Die Überschussbeteiligung ist eine unverbindliche Prognose und setzt sich aus Kapitalerträgen sowie Risiko- und Kostengewinnen zusammen. Die Kosten sind meist intransparent und daher für Kund*innen schwer nachvollziehbar. Die erzielten Gewinne können von den Unternehmen über einen bilanziellen Umweg lange Zeit geparkt werden, sodass diese große Spielräume haben, welche Verträge wie hoch an den Überschüssen beteiligt werden können. So geht die Überschussbeteiligung seit Jahren zurück, während sich die Versicherungsunternehmen und die Aktionäre immer weiter an diesen Geldern bereichern.

Weiterhin unterstellen die Versicherungsunternehmen eine sehr hohe Lebenserwartung und tun damit so, als müsse das angesparte Kapital für eine sehr lange Rentenzeit ausreichen. Damit fällt die Rente der versicherten Personen geringer aus. In einer vom Bund der Versicherten erstellten Beispielrechnung* müsste die versicherte Person beim „schlechtesten“ Anbieter älter als 98 1/2 Jahre werden, damit sich die garantierte Rente finanziell lohnt. „Wer heute mit 20 eine private Rentenversicherung abschließt, sollte den nächsten Jahrhundertwechsel erleben, damit sich der Vertragsabschluss dann wirklich rentiert hat“, gibt Versicherungsmathematiker Kleinlein zu bedenken.

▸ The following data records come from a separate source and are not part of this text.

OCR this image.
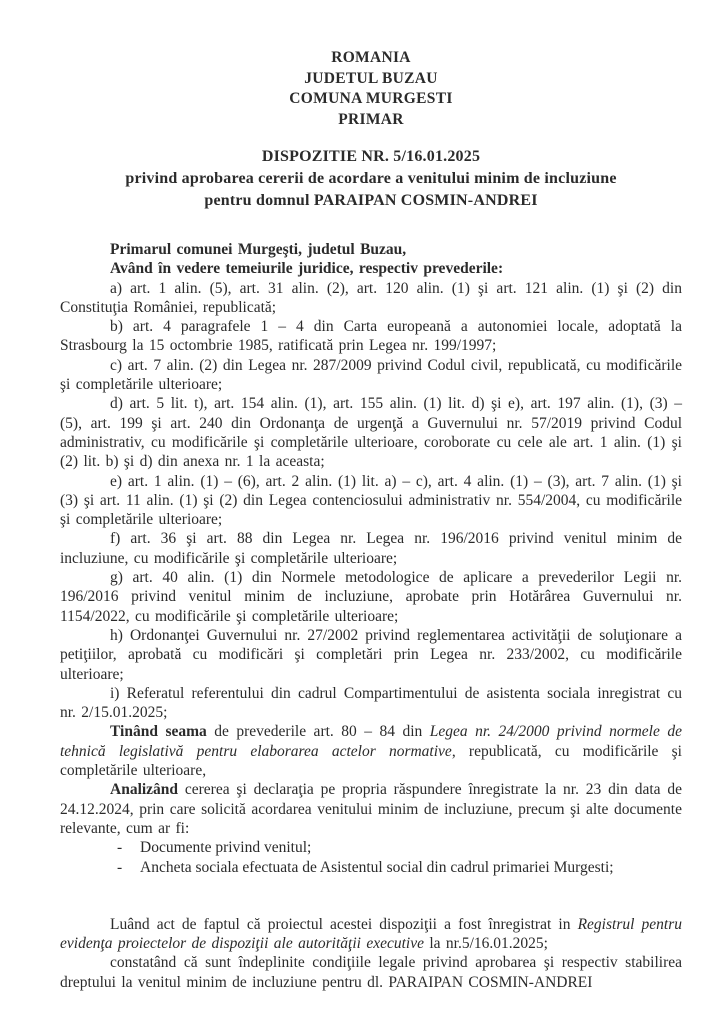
ROMANIA
JUDETUL BUZAU
COMUNA MURGESTI
PRIMAR
DISPOZITIE NR. 5/16.01.2025
privind aprobarea cererii de acordare a venitului minim de incluziune
pentru domnul PARAIPAN COSMIN-ANDREI

Primarul comunei Murgeşti, judetul Buzau,

Având în vedere temeiurile juridice, respectiv prevederile:

a) art. 1 alin. (5), art. 31 alin. (2), art. 120 alin. (1) şi art. 121 alin. (1) şi (2) din Constituţia României, republicată;

b) art. 4 paragrafele 1 – 4 din Carta europeană a autonomiei locale, adoptată la Strasbourg la 15 octombrie 1985, ratificată prin Legea nr. 199/1997;

c) art. 7 alin. (2) din Legea nr. 287/2009 privind Codul civil, republicată, cu modificările şi completările ulterioare;

d) art. 5 lit. t), art. 154 alin. (1), art. 155 alin. (1) lit. d) şi e), art. 197 alin. (1), (3) – (5), art. 199 şi art. 240 din Ordonanţa de urgenţă a Guvernului nr. 57/2019 privind Codul administrativ, cu modificările şi completările ulterioare, coroborate cu cele ale art. 1 alin. (1) şi (2) lit. b) şi d) din anexa nr. 1 la aceasta;

e) art. 1 alin. (1) – (6), art. 2 alin. (1) lit. a) – c), art. 4 alin. (1) – (3), art. 7 alin. (1) şi (3) şi art. 11 alin. (1) şi (2) din Legea contenciosului administrativ nr. 554/2004, cu modificările şi completările ulterioare;

f) art. 36 şi art. 88 din Legea nr. Legea nr. 196/2016 privind venitul minim de incluziune, cu modificările şi completările ulterioare;

g) art. 40 alin. (1) din Normele metodologice de aplicare a prevederilor Legii nr. 196/2016 privind venitul minim de incluziune, aprobate prin Hotărârea Guvernului nr. 1154/2022, cu modificările şi completările ulterioare;

h) Ordonanţei Guvernului nr. 27/2002 privind reglementarea activităţii de soluţionare a petiţiilor, aprobată cu modificări şi completări prin Legea nr. 233/2002, cu modificările ulterioare;

i) Referatul referentului din cadrul Compartimentului de asistenta sociala inregistrat cu nr. 2/15.01.2025;

Tinând seama de prevederile art. 80 – 84 din Legea nr. 24/2000 privind normele de tehnică legislativă pentru elaborarea actelor normative, republicată, cu modificările şi completările ulterioare,

Analizând cererea şi declaraţia pe propria răspundere înregistrate la nr. 23 din data de 24.12.2024, prin care solicită acordarea venitului minim de incluziune, precum şi alte documente relevante, cum ar fi:

- Documente privind venitul;

- Ancheta sociala efectuata de Asistentul social din cadrul primariei Murgesti;

Luând act de faptul că proiectul acestei dispoziţii a fost înregistrat in Registrul pentru evidenţa proiectelor de dispoziţii ale autorităţii executive la nr.5/16.01.2025;

constatând că sunt îndeplinite condiţiile legale privind aprobarea şi respectiv stabilirea dreptului la venitul minim de incluziune pentru dl. PARAIPAN COSMIN-ANDREI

Aufgrund der langanhaltenden Niedrigzinsphase fällt es den Versicherern immer schwerer, die Garantieversprechen zu erfüllen. So fließen Überschüsse, die eigentlich den Kund*innen zustehen, in neue Reservetöpfe, um andere Garantien erfüllen zu können. „Oft wurden schon gewährte Überschüsse im Nachhinein den Kundinnen und Kunden weggenommen, um Kalkulationsfehler auszugleichen“, zeigt Kleinlein auf.

Näheres zu den weiteren in der Top 10 aufgeführten Versicherungen kann dem Infoblatt „Versicherungen, die Sie nicht brauchen“ auf unserer Homepage entnommen werden.

*Alter der Person bei Versicherungsbeginn: 32 Jahre; Monatsprämie: 100 Euro; Aufschubzeit: 35 Jahre; 5 Jahre Rentengarantiezeit; Beitragsrückgewähr bei Tod in der Aufschubzeit; Garantierente (teildynamisch oder flexibel): 110,92 bis 138,09 Euro/Monat. Restlaufzeit des besten Anbieters, um die Beitragssumme über die Rentenleistung wieder einzuholen beträgt über 25 Jahre und 4 Monate, beim schlechtesten Anbieter sind es über 31 ½ Jahre.